Dr. Daemen presented the important role of genomics of foam cell macrophages in atherosclerosis. He states that an important element is hypoxia and that specific genes (n=42) are expressed in macrophages in stable advanced atheromatous plaque. Increased TWST1 expression levels occur in oxLDL stimulated macrophages.
Prof. Newby presented the role of proteomics and proteases in foam cells. Especially he states that MMP-12 marks foam cells only in advanced plaques. He stated also that there are differences in the secretion of MMP in the early and late macrophages.
Dr. Kovanen presented the role of mast cells. He showed that mast cells are found in totally occluded human coronary arteries and in culprit coronary arteries, which leads to acute myocardial infarction. Factors which activate mast cells are oxidative stress and other inflammatory markers. They release proteases, especially lipid proteases, and inflammatory mediators.

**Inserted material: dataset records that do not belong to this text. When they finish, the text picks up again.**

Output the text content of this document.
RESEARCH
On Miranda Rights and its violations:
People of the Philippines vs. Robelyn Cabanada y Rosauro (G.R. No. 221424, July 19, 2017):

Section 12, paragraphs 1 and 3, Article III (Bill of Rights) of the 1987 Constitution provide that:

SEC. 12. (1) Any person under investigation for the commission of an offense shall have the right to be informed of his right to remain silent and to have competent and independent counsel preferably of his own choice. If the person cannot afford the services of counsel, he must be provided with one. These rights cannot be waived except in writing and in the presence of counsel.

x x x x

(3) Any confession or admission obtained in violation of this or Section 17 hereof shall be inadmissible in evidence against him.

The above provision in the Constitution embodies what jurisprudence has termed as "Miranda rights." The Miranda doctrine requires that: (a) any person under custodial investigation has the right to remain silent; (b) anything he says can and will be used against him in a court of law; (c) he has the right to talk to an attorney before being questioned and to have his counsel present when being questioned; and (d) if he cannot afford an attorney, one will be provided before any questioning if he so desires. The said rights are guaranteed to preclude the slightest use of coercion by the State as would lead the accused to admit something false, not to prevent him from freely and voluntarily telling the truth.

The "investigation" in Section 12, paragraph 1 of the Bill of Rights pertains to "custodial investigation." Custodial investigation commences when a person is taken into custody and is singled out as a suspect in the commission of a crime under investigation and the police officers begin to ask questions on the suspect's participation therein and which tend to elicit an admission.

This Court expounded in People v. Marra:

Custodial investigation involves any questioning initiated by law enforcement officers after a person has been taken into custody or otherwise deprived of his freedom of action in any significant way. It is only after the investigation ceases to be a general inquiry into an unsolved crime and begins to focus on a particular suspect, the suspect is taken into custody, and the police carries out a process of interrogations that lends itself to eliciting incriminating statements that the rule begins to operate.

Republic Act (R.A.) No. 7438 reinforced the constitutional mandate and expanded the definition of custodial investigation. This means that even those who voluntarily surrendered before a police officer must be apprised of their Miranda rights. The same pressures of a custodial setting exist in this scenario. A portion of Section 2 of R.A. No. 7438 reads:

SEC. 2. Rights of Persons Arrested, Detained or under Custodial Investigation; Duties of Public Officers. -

Dr. Back presented the role of leukotrienes in atherosclerosis. He said that inhibition of leukotrienes leads to reduced intima-media thickness. Also he presented data indicating that they interact with leukocytes, endothelial cells, and vascular smooth muscle cells. Inhibition of leukotrienes may be a new target for treatment in atherosclerosis.
Dr. Pasterkamp presented local inflammatory markers. He showed that a strong predictor in carotid plaque for future events is the presence of thrombus. He also stated that osteopontin is related to the future cardiovascular event (myocardial infarction, thrombosis, peripheral artery disease). The predictive value of plaque osteopontin is not related to CD48 and other inflammatory markers.